"Maybe she just wasn't meant for us"

Last week, our stay-out helper's story, told over a span of days, was about a five-month-old baby in her neighborhood who had died because of "tigdas itim." I didn't know it then, but she was referring to German measles.

The parents already had eight (father side) and four (mother side) children before they had this one, she said, and for hours each day, they had needed to leave their new baby at a relative's house so they could do whatever they did to make a living.

Unfortunately for the baby, our helper said, the house stood beside a tree that was home to an elemental. It may have been annoyed by the baby's non-stop crying. The parents were warned by a hilot not to bring the baby back there, but they refused to listen. Besides, they needed to work.

One day, the baby got sick, black spots appearing all over her body. Our helper explained that it was different from the usual measles because the spots were blackish instead of red. The baby also had high fever. They brought her to a clinic, but she never got better and, towards the end, vomited and pooped thick blackish liquid.

There was more drama over the next few days after the baby passed away: about the doctor giving the wrong medicine, about the family not having anyone stay up with the baby at night during the wake, about a cousin having to file for death benefits instead because the baby's parents just moved here and had no IDs, about an insensitive relative roasting eggplant (apparently a huge no-no) while the wake was ongoing, about the baby not having been baptized so she might end up as tiyanak, and about the parents being missing when the priest came for final blessing.

For a few days, our helper said, you couldn't talk to the mother.
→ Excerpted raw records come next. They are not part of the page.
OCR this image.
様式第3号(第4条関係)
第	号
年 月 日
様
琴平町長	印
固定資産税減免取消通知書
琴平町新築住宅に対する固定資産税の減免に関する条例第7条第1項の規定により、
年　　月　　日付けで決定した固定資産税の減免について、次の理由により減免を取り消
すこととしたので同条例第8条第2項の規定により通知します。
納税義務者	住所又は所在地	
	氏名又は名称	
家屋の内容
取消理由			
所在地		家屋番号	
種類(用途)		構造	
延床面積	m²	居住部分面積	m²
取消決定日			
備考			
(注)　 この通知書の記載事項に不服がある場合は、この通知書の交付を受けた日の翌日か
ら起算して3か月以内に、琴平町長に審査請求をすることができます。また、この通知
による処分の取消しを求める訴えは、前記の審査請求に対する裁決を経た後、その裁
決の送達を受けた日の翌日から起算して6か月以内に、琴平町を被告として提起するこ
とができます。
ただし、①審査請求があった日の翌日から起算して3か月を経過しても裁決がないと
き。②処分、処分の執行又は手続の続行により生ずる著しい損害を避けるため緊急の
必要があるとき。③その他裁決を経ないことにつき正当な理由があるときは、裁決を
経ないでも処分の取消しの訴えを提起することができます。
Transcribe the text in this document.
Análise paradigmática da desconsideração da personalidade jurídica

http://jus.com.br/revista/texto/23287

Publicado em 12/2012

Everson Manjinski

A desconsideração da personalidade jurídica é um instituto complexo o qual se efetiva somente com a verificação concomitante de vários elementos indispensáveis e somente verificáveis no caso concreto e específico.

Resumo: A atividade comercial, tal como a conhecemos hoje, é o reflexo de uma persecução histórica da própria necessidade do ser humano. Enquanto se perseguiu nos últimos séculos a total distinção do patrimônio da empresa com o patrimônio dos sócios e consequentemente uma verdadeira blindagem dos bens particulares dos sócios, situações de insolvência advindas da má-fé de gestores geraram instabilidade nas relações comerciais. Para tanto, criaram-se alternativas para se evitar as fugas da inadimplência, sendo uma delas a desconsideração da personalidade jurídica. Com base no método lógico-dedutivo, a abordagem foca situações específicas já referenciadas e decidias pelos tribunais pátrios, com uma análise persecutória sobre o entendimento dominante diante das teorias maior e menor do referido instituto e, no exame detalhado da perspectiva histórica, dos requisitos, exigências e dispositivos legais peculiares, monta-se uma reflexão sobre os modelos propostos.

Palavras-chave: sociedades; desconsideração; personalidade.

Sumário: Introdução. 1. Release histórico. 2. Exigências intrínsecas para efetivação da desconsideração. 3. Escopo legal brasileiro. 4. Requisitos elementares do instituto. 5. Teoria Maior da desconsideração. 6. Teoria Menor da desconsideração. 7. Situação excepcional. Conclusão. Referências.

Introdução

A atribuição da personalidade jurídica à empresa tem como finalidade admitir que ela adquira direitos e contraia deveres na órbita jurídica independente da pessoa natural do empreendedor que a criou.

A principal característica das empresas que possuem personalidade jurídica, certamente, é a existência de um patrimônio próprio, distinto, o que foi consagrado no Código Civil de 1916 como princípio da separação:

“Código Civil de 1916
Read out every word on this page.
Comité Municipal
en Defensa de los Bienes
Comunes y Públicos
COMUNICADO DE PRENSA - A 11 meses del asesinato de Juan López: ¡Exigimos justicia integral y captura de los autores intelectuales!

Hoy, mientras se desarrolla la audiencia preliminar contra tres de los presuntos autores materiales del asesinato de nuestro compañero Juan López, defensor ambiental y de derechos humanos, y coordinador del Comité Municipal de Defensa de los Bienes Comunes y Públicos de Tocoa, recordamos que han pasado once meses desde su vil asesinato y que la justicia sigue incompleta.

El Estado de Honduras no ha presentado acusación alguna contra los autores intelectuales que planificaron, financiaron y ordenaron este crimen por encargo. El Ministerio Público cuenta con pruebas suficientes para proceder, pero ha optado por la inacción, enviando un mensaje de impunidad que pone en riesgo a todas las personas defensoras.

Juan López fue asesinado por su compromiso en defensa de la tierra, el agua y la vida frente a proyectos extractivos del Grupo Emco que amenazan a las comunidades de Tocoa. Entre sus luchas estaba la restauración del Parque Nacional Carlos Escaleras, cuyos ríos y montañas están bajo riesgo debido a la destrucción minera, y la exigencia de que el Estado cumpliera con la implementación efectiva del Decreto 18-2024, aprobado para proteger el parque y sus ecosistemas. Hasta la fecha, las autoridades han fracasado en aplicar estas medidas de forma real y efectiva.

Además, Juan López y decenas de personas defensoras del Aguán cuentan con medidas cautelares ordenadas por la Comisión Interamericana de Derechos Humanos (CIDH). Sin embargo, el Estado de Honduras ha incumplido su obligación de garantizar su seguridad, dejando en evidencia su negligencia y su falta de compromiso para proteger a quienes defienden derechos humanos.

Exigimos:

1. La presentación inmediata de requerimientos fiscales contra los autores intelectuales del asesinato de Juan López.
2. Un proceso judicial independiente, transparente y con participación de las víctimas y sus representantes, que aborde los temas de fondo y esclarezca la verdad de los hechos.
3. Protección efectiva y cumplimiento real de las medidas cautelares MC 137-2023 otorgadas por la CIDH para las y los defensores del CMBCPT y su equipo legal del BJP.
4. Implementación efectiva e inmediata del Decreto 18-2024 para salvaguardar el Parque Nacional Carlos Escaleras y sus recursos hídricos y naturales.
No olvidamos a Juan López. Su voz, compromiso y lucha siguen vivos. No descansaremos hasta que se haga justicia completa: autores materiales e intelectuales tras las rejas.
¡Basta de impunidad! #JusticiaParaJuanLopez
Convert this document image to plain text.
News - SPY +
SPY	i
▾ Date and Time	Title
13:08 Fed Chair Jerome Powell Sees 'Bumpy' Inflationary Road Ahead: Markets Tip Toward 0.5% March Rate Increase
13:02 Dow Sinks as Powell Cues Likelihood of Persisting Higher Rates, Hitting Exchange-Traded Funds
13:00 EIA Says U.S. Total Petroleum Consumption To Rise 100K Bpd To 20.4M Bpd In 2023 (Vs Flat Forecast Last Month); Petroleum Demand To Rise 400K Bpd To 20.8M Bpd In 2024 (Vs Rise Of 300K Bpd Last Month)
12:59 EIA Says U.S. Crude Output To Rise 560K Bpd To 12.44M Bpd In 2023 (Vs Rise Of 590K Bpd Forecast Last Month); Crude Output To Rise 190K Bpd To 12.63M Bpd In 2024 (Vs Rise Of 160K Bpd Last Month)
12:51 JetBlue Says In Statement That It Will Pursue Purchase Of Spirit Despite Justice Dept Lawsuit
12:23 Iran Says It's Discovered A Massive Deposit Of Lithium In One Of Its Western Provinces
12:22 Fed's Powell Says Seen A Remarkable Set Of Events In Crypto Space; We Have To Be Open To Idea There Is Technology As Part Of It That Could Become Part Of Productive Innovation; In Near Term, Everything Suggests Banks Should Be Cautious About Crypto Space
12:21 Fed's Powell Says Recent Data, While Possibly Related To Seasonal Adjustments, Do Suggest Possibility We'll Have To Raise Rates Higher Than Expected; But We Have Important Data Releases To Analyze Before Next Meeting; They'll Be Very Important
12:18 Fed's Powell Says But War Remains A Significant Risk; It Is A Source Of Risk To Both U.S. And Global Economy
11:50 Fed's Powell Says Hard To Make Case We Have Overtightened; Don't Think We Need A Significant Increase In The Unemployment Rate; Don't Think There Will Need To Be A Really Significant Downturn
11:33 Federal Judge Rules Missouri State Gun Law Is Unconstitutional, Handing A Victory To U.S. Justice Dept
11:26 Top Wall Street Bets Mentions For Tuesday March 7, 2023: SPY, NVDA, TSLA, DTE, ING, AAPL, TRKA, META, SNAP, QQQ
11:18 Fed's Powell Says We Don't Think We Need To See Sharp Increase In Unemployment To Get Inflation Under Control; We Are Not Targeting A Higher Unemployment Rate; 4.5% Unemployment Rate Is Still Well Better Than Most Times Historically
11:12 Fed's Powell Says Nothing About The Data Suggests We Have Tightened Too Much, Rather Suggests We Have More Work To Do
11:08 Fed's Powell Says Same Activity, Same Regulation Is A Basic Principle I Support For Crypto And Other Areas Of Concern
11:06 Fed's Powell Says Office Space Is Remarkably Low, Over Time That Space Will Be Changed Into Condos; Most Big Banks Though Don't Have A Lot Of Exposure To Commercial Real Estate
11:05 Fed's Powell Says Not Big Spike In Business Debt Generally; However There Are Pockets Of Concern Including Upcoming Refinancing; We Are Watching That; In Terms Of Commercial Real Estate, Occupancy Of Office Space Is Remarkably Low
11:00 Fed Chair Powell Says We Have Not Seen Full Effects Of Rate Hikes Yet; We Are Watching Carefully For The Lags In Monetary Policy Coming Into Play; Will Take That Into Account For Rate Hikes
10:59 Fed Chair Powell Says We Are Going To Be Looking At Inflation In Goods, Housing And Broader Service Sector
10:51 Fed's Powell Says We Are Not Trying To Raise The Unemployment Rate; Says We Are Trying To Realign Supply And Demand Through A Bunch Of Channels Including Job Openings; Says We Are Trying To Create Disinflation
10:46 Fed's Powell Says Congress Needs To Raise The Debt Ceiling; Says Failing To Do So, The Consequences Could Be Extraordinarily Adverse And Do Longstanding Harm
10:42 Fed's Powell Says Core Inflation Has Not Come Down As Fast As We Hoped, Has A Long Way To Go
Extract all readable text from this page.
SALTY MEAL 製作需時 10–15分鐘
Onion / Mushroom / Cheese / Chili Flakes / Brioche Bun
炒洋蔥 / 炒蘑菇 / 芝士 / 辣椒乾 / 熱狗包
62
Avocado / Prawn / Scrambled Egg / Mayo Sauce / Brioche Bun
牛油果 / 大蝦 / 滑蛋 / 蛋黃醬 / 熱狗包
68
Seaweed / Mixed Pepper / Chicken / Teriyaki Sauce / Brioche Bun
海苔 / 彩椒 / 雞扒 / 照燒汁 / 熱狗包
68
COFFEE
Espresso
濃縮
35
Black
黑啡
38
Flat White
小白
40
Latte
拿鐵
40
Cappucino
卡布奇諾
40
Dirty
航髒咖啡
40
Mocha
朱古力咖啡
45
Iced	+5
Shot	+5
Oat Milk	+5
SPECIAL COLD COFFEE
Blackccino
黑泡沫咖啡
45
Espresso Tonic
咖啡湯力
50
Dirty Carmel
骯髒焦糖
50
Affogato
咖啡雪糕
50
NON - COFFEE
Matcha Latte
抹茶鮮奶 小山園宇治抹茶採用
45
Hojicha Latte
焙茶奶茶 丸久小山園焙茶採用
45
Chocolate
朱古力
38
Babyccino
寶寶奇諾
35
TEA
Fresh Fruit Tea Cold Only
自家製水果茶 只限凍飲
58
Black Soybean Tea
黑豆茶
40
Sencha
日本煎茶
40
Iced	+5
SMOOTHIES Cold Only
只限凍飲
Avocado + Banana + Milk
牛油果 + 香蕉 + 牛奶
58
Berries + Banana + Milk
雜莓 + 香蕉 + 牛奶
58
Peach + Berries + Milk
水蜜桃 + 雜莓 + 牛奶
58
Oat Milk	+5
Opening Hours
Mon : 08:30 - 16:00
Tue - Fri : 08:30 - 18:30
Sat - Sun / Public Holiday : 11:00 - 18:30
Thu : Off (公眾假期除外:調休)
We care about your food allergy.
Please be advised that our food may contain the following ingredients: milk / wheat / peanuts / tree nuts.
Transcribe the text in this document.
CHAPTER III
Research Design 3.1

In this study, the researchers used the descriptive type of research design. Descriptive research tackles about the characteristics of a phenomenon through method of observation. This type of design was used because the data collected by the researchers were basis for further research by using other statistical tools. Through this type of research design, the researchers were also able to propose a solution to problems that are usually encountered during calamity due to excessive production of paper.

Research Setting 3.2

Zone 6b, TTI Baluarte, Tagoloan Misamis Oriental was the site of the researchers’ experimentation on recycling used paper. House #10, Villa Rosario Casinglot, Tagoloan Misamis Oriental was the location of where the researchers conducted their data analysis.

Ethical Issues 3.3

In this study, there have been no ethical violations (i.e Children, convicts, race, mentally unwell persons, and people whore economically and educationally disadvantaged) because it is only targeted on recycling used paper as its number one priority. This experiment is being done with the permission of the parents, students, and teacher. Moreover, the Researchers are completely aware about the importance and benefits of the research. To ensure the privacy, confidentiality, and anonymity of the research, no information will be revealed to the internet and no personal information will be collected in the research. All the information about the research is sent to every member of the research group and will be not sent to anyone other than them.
She wasn't hysterical with grief; it was as if she was stunned by everything that was happening. The father, on the other hand, was resigned to his loss. "Hindi talaga siguro para sa amin," he said. Maybe she just wasn't meant for us.

I wanted to say that while not all deaths are preventable, this one was, but I didn't want to start a conversation with her that would surely lead to what--or who--is killing our children.

Instead, I asked whether her children and her children's children had been vaccinated. She said yes, and I left it at that.